No-tax-hike plan can fund $10 billion for roads, bridges and buildings

May 16, 2019

IPI offers first plan built on reforms instead of special favors and tax hikes

CHICAGO (May 16, 2019) – While infrastructure improvements sit high on Illinois state lawmakers and Gov. J.B. Pritzker’s lists this legislative session, initial proposals to fund capital projects have been riddled with wasteful spending and political favoritism or have relied on economically damaging tax hikes and fees.

A 10-year capital plan released by the nonpartisan Illinois Policy Institute would solve these problems by financing more than $10 billion in additional spending on roads, bridges, government buildings and other structures – without making Illinoisans pay the highest gas taxes in the nation or shelling out $1,000 a year for electric cars.

In the new report, Illinois can spend another $10 billion on infrastructure without tax hikes,” researchers propose transparency, efficiency and wage-mandate relief that have been backed by experts and worked in other states. The reforms would require Illinois leaders to give up pork projects and ribbon-cutting photo-ops in favor of improving existing infrastructure due to merit and public need.

“There’s no question it’s time to repair and make improvements to Illinois’ roads and bridges. Unfortunately, lawmakers have been dodging new ideas for how to do this like Illinois drivers dodge potholes. Our reforms stop lawmakers from relying on the same old ideas that squander taxpayer money with handouts to special interests and pork projects,” said Adam Schuster, director of budget and tax research for the Illinois Policy Institute. “Instead, we maximize the economic benefit of infrastructure and make smart project selections so Illinois gets the best bang for its infrastructure buck.”

Although Illinois has not had a major new capital program since 2009, the Illinois governor proposes a capital budget every year based on existing revenue. In 2020, Gov. Pritzker planned $17.6 billion for capital spending. With an additional $10 billion from the Illinois Policy Institute plan, total state and local spending on infrastructure could reach nearly $28 billion.

Solutions from the report include:

  • Focus on maintenance infrastructure rather than expansive new projects.

Capital bills in Illinois are often used as a vote-buying tool to drum up support for unrelated legislation. While new projects can be doled out for favors, fixing existing structures offers little political clout. Maintenance also has a better return on investment and ensures infrastructure most used by the public will be prioritized for repair. In addition, Illinois should wait for an economic slowdown or for further details on a federal capital plan before spending on new projects.

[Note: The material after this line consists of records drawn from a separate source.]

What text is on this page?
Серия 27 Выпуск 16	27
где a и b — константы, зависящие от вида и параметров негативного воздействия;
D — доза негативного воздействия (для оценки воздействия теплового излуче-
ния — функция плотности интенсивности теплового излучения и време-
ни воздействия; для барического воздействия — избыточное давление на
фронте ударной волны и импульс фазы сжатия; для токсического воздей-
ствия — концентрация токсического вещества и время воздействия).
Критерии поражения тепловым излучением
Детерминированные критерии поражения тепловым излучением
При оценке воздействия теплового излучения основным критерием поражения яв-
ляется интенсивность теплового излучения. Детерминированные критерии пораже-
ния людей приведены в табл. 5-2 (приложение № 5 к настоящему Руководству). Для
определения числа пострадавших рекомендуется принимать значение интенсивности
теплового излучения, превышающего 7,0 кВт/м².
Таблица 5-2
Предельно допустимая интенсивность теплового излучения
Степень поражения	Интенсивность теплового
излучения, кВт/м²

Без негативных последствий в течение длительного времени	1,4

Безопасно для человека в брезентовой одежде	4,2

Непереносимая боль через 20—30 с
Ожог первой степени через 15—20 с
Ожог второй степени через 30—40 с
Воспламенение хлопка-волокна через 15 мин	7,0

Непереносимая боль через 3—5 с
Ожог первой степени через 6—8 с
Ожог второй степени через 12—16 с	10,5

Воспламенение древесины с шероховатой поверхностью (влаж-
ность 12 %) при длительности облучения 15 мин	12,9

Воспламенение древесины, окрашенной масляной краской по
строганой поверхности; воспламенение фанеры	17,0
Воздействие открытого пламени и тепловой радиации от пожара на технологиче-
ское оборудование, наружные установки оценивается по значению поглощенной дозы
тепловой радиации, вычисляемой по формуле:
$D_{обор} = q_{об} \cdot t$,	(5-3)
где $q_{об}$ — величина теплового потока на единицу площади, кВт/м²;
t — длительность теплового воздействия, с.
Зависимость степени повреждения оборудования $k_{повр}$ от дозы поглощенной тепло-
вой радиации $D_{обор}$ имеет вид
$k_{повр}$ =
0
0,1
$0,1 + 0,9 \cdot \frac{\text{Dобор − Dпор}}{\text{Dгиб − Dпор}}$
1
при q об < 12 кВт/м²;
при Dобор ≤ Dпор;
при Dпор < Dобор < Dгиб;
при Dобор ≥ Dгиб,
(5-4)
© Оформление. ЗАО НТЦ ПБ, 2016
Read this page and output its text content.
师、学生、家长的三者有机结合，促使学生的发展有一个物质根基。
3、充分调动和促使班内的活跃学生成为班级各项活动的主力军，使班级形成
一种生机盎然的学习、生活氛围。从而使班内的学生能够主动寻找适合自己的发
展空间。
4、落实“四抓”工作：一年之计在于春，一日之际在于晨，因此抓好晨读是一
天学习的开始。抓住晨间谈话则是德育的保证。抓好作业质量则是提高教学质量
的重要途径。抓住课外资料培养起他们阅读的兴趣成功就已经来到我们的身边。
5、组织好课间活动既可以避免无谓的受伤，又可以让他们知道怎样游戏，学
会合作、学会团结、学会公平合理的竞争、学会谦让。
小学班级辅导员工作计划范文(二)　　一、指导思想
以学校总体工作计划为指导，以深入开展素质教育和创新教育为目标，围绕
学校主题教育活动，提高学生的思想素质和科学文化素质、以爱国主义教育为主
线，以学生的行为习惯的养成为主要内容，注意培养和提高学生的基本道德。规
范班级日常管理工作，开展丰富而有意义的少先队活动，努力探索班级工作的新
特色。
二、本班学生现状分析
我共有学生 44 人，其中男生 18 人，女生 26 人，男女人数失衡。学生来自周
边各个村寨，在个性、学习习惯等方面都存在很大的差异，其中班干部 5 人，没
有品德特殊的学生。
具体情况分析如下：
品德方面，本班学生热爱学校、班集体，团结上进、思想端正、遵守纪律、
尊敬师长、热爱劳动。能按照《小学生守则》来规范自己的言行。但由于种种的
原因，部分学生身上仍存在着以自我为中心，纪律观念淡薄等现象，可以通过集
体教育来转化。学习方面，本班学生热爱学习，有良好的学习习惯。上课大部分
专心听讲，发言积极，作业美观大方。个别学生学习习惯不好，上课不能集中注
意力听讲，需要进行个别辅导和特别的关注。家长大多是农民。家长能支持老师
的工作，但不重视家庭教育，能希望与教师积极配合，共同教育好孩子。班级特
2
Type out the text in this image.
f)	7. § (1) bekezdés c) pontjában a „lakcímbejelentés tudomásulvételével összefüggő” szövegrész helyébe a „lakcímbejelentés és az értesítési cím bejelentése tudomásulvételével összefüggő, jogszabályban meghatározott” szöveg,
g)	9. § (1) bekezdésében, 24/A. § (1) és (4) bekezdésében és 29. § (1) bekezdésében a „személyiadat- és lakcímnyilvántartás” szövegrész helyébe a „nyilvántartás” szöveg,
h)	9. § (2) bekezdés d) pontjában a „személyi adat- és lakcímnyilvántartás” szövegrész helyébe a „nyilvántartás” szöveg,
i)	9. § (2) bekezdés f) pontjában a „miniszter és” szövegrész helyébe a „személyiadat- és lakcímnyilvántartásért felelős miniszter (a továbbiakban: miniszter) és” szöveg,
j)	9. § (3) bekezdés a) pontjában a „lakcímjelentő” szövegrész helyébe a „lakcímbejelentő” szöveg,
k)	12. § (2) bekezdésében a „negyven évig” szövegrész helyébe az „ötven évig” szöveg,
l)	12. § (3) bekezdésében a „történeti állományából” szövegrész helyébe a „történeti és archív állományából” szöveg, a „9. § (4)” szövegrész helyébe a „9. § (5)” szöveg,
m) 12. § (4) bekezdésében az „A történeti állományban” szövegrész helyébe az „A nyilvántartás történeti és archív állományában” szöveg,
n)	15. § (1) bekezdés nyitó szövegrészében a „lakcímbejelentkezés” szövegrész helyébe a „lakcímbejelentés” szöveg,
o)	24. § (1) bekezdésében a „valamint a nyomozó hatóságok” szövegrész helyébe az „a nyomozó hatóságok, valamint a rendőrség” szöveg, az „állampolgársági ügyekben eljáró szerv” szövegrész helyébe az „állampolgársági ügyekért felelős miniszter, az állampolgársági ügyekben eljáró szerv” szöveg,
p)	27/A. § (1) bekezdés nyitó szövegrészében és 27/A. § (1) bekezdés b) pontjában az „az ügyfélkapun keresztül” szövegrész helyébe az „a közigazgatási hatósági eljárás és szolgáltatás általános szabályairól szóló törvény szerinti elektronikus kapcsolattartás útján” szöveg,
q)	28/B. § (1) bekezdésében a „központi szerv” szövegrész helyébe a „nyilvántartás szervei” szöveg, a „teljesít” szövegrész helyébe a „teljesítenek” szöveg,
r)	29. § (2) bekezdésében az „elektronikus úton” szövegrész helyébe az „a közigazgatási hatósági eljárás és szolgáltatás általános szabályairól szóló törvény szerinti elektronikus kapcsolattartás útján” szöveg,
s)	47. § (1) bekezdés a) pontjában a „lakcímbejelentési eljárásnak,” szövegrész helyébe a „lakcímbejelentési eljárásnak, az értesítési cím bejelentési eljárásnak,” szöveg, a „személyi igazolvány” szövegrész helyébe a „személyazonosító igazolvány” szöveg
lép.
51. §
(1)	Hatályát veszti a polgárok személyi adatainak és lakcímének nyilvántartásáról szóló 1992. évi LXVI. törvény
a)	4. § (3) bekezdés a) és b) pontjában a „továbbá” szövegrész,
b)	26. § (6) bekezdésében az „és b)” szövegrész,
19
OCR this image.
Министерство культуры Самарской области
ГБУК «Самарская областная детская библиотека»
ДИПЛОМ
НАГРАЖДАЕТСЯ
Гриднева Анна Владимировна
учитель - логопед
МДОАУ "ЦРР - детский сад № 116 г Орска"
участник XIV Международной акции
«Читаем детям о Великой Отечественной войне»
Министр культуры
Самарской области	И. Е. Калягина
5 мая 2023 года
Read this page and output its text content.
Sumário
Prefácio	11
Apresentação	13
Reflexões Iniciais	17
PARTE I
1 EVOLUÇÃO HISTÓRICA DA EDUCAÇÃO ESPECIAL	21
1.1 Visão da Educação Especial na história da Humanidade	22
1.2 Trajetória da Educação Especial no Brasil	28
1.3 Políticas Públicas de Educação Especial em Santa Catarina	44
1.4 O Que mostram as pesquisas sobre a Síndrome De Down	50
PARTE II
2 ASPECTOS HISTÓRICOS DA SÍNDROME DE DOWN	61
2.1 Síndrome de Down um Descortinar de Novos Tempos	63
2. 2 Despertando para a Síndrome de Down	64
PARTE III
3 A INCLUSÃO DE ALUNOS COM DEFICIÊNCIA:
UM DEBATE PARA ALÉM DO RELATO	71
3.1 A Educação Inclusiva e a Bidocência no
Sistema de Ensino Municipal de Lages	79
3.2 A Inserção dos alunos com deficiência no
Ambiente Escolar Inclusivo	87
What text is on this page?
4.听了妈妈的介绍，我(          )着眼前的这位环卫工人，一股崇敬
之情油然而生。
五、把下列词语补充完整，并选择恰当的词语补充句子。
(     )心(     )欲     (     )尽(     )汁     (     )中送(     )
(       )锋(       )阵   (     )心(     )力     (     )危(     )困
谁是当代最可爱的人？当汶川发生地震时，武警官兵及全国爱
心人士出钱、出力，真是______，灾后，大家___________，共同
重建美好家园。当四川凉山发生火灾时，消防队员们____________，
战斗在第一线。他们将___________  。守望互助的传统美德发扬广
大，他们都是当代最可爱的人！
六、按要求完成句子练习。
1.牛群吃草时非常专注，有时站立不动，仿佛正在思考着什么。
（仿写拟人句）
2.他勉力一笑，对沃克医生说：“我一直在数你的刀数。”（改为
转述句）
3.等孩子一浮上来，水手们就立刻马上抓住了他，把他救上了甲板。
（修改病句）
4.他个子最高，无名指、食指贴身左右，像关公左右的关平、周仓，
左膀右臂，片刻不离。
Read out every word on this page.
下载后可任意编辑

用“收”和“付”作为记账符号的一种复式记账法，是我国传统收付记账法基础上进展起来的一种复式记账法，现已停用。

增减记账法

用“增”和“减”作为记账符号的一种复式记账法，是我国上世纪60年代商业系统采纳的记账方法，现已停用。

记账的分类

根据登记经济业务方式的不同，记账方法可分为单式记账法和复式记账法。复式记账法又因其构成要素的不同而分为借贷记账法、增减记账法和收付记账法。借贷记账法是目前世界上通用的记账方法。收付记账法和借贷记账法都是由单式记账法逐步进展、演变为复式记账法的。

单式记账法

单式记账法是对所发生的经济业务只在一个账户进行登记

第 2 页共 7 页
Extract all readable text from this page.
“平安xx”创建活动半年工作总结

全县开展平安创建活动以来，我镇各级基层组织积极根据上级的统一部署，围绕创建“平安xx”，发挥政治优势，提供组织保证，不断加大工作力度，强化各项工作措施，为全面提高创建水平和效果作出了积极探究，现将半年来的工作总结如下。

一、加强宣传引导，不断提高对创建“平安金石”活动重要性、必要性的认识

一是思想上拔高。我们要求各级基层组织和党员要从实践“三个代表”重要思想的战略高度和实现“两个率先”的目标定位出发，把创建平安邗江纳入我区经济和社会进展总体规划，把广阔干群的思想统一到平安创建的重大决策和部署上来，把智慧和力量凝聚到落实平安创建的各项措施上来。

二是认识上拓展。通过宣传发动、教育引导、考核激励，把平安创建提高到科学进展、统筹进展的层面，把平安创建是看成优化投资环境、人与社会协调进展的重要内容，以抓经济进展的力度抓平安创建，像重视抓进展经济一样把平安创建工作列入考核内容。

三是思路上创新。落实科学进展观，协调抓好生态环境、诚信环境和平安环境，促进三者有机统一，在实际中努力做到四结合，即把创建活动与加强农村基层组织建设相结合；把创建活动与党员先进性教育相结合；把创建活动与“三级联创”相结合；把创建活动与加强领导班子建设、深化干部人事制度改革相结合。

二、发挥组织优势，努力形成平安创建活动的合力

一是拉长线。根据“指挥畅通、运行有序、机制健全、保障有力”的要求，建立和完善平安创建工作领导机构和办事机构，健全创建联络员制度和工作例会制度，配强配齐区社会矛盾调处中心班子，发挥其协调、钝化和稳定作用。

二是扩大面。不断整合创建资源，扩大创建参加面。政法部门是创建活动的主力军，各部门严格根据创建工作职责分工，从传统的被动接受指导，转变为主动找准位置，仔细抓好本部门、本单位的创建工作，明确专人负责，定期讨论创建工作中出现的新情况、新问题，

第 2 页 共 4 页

  • Adopt an evidence-based, data-driven project selection process.

Illinois lawmakers need to take special interests out of the infrastructure process by ensuring capital dollars are being prioritized and spent as efficiently as possible. Objective, quantifiable systems, such as those used by Virginia, score and rank each project, providing transparency to better show if funds are being misused.

  • Reform costly prevailing wage mandates.

With labor accounting for an average of 20 to 30% of total construction project costs, prevailing wage reform would enable each infrastructure dollar in Illinois to go farther. Fully repealing Illinois’ prevailing wage law could save taxpayers an average of 10% on public construction costs, while adding thresholds for size, scope or cost would bring Illinois more in line with other states. Illinois is one of only eight states with prevailing wage mandates that apply the law to all construction.

  • Dedicate revenues.

Voters in 2016 overwhelmingly approved the “Lockbox” constitutional amendment, and there’s another opportunity to follow in its footsteps: dedicate revenues from state and local sales taxes on gasoline to transportation costs. By bringing in over $500 million from state sales tax revenue on gasoline and $136 million in additional tax revenue from legalized sports betting, Illinois can secure $5.8 billion in bonds for an immediate infusion into critical infrastructure needs at lower interest rates than unsecured bonds. Combined with more than $400 million in annual local sales tax revenue from gas purchases, total new state and local spending over 10 years for infrastructure would exceed $10 billion. To offset the hole in the general funds budget, lawmakers could look to reforms such as asking state workers to pick up a bigger portion of their health insurance to bring costs more in line with the private sector.